IMPOR COM NATURALIDADE

por Lisie Ane Santos

lisie@camarapoa.rs.gov.br

O neoliberalismo no Brasil foi implantado por nossa elite governamental de maneira planejada, mas, como já era de se esperar, com ares de glória, de forma dissimulada, tratando a questão como "medida inflacionária" quando, na verdade, o neoliberalismo é a doença.

Há um grande cinismo ao tentar-se afirmar que a estabilidade da moeda é a vitória do século . Realmente, a moeda estável é uma conquista, mas a que preço?

As diferenças sociais de ampliaram. Se antes a concentração de renda já estava nas mãos da minoria, hoje, essa minoria é reduzida ao mínimo. Há uma redução das classes sociais. A fusão entre as classes B e C, significa o fim da classe média, provocando um distanciamento ainda maior entre governantes e governados. O Brasil de hoje se divide entre ricos e pobres, sem grandes perspectivas de ascensão.

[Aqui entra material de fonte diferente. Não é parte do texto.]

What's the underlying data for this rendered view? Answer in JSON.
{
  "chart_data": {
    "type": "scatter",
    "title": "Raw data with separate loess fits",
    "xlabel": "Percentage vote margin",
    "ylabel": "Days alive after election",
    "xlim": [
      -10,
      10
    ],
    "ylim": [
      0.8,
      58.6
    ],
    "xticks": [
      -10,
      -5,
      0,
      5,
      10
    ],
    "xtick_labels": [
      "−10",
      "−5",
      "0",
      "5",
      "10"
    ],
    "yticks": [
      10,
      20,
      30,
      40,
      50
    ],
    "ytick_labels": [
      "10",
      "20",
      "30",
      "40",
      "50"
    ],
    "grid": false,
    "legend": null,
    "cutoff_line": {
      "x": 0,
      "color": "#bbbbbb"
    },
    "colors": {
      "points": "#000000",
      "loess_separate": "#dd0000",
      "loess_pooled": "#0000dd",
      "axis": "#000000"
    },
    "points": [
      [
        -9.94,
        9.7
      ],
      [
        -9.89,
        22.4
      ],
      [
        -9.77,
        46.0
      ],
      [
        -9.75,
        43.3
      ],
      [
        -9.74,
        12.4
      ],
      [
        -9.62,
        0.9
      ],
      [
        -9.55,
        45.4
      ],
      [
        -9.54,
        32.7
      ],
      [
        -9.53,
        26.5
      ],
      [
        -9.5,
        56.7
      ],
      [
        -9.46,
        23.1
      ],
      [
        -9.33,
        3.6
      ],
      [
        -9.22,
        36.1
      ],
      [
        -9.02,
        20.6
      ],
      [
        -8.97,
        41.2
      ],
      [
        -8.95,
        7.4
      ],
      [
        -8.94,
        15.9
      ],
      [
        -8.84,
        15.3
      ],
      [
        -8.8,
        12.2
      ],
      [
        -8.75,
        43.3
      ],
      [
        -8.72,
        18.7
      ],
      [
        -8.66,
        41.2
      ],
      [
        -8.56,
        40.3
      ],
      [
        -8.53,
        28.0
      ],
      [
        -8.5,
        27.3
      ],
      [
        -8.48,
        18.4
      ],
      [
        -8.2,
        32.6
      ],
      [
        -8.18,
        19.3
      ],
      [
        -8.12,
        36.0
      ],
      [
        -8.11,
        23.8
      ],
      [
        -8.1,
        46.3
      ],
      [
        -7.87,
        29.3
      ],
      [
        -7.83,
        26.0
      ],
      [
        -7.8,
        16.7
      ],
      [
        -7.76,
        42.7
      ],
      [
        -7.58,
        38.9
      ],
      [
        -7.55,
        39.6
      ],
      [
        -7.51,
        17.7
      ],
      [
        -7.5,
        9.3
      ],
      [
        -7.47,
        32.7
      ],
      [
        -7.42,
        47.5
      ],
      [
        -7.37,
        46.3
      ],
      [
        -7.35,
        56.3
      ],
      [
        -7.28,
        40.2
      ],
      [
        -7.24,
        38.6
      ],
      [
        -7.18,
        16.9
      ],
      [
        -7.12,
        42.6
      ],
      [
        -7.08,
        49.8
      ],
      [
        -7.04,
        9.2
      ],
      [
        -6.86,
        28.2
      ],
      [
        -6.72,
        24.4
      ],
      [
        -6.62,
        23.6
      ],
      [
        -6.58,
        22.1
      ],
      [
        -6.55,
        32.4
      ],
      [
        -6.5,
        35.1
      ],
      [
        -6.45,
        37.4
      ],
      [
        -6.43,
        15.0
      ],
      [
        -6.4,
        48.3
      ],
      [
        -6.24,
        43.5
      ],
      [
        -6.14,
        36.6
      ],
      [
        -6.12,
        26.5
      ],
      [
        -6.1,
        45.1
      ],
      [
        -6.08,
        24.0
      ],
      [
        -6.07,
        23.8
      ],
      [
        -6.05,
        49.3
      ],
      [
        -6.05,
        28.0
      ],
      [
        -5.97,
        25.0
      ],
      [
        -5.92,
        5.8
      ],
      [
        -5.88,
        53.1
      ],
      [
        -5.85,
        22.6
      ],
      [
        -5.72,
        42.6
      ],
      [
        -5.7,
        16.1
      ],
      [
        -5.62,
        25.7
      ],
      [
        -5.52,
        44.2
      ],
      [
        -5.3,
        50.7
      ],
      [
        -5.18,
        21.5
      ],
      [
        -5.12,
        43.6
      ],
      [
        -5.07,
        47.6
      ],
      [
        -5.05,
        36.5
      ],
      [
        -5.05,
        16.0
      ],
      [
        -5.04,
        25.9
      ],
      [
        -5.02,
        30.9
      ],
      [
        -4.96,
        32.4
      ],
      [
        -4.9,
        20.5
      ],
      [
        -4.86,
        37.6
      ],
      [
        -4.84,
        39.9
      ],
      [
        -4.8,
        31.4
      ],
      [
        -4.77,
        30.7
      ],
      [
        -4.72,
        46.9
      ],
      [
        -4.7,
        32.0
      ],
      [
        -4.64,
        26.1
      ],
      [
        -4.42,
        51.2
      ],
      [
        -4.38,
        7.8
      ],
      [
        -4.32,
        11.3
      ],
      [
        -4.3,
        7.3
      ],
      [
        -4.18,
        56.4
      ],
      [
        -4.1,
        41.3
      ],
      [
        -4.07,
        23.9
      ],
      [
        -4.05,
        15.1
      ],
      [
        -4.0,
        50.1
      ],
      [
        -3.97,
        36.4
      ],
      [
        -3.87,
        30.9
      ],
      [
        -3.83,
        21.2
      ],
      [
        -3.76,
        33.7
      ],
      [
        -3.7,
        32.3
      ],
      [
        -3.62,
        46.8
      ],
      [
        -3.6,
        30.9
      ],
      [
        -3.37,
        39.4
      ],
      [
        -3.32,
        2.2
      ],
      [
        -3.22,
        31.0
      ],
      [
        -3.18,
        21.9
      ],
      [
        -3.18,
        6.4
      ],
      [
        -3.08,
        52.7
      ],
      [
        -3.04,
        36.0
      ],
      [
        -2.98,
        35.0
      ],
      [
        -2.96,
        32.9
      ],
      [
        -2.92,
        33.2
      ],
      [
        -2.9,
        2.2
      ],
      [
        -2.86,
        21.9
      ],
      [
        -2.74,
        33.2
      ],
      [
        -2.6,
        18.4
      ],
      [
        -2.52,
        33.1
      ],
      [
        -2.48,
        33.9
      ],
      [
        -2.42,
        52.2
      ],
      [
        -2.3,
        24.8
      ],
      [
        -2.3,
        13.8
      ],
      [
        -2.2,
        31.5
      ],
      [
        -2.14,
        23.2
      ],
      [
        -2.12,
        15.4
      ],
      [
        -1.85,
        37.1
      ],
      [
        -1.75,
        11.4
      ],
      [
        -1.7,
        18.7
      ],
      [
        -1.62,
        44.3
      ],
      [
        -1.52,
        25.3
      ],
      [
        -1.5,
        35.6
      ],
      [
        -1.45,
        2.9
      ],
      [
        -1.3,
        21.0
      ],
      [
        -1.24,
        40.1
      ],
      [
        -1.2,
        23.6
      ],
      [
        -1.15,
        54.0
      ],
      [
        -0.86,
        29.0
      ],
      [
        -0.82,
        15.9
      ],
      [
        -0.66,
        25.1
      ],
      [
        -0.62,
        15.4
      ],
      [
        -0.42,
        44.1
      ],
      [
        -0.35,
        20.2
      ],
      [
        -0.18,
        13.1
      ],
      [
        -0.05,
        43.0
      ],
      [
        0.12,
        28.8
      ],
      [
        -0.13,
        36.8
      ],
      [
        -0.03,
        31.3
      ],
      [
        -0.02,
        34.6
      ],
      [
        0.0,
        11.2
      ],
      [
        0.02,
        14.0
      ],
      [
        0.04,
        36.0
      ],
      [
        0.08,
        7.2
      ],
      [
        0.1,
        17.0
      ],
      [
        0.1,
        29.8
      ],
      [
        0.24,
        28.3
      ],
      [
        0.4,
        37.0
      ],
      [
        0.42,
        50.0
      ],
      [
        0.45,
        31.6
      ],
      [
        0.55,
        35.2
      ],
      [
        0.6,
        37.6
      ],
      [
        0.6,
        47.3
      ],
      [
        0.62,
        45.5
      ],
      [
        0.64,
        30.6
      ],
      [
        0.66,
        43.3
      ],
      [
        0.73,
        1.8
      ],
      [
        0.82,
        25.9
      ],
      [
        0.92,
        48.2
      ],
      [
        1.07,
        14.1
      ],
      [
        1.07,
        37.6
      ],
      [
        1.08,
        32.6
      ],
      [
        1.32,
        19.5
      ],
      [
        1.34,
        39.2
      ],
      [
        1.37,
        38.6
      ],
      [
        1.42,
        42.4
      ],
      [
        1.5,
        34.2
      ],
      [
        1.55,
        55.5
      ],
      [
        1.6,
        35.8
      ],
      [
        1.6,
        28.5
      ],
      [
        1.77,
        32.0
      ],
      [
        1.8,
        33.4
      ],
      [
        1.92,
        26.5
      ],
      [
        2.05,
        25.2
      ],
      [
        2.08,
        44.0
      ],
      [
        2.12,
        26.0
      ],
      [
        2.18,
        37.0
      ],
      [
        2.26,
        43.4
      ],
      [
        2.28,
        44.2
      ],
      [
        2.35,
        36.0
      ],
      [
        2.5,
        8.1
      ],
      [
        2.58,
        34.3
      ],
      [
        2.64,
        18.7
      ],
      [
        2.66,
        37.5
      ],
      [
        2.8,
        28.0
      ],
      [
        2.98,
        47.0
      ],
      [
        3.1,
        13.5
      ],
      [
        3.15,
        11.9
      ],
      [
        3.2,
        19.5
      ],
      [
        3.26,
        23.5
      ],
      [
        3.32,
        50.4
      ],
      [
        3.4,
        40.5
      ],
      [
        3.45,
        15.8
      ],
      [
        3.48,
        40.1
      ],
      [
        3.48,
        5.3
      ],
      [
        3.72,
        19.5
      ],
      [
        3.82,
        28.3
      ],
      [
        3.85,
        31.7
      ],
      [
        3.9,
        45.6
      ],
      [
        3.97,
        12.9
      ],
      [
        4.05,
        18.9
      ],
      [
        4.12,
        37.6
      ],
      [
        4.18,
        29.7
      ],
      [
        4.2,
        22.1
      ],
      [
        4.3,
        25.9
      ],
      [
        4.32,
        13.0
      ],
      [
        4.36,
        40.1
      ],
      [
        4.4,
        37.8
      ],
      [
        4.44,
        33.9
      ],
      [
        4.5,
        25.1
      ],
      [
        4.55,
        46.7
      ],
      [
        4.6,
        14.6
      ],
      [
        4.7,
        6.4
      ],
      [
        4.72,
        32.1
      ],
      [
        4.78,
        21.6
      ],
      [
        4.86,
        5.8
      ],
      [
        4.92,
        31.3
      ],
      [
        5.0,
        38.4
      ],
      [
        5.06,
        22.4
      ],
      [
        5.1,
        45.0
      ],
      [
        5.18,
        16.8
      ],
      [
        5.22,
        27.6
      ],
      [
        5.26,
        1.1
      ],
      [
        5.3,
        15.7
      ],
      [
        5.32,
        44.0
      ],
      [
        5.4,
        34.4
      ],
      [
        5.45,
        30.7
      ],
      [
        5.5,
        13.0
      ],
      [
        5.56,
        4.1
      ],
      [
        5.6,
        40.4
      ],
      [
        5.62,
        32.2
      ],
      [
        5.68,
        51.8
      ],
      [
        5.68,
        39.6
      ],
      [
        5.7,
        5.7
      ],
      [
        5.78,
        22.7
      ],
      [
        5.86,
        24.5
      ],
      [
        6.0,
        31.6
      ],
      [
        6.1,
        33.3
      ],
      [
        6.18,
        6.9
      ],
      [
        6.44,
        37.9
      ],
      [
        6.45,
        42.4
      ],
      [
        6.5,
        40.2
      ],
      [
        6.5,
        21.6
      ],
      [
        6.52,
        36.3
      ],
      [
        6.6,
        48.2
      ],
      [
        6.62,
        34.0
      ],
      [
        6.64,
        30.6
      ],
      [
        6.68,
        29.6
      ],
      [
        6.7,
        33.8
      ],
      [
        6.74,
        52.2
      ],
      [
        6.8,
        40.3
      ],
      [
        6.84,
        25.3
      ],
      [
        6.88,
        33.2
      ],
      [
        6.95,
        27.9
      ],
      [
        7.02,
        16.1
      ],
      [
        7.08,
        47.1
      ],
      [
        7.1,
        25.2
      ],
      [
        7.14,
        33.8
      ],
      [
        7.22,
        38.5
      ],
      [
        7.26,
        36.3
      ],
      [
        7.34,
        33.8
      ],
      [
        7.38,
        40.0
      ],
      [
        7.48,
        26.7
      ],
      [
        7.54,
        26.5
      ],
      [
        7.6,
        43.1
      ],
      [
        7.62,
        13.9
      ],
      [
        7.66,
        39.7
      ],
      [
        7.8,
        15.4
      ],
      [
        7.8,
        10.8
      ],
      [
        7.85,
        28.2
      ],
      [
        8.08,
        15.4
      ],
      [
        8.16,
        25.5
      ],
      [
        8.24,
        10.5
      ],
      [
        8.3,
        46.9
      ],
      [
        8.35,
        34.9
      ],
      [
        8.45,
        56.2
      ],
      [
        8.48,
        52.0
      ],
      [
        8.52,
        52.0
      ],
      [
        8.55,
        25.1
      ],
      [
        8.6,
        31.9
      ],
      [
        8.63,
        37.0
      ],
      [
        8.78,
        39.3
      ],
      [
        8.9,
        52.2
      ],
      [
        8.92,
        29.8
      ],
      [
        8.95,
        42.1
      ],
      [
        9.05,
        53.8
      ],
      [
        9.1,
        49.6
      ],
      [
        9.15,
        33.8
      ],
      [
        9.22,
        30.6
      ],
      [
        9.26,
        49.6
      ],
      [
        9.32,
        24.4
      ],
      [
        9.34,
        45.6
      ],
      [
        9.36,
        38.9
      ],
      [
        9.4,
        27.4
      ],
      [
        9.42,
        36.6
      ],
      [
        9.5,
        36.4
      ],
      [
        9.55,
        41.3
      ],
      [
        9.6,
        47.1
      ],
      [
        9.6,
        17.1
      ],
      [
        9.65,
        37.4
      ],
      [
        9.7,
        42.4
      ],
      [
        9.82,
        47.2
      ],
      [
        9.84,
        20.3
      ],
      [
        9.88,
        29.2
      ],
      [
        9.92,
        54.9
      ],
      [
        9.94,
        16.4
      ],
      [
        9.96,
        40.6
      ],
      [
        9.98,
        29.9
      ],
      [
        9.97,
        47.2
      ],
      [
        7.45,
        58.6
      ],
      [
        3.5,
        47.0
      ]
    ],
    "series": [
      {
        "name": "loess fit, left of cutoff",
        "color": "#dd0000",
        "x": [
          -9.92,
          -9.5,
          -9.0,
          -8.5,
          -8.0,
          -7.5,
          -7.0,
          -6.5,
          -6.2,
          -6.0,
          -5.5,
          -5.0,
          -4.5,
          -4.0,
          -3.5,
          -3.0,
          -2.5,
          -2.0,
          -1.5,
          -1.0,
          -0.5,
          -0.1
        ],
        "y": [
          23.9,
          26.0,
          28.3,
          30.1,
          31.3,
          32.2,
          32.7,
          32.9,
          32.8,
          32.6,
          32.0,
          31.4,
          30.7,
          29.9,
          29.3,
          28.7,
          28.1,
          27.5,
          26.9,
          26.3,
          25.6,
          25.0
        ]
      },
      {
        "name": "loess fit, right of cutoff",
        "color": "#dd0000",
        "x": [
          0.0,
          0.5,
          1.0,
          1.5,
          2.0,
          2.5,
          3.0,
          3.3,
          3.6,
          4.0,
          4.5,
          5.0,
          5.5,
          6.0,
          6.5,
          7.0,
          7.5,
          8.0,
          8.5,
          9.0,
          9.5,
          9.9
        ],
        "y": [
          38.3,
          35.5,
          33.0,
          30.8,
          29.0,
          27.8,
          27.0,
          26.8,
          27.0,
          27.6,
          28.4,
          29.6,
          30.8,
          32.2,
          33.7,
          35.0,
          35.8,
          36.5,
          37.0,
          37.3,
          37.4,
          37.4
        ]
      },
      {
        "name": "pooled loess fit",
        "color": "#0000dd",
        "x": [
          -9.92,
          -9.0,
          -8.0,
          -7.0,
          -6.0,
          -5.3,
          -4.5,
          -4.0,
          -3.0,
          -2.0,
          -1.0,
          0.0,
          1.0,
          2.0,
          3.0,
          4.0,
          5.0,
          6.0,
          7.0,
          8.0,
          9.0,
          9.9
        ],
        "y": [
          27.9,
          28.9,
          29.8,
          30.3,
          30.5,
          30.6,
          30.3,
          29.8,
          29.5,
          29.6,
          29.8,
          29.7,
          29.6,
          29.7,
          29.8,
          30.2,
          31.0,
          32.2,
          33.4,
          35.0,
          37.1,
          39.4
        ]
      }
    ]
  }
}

A era neoliberal significa o fim da microempresa e a formação de grandes oligopólios, controlados por multinacionais. Centenas de microempresários tiveram suas empresas falidas e passaram a trabalhar por alguns salários mínimos. A família inteira precisou brigar por uma vaga no mercado de trabalho, mesmo filhos adolescentes ainda em idade escolar. E há mercado para todos? Não. A microempresa gera empregos e elas já não existem em grande escala. A indústria gera empregos e hoje há uma quebra no aparato industrial. Muito em moda atualmente são os empregos temporários, onde geralmente não há carteira assinada ou qualquer outro tipo de amparo trabalhista. Num mercado saturado, onde não há grandes alternativas, o jeito é aderir.

E o que dizer sobre as múltiplas campanhas, que tentam fazer das privatizações em todos os setores fatores decisivos para o progresso do país? Se essa onda continuar, muito em breve, com todas as nossas riquezas nas mãos do capital estrangeiro, voltaremos à condição de simples colônia.

O povo se ilude. O discurso governamental se resume em dizer que hoje, com a moeda estável, pode-se adquirir mais. É o milagre da estabilidade monetária. Consuma! É a palavra de ordem. Consuma enquanto nós mantemos os juros altos. Pague à prazo. Quatro, doze, vinte e quatro vezes. Leve um e pague três!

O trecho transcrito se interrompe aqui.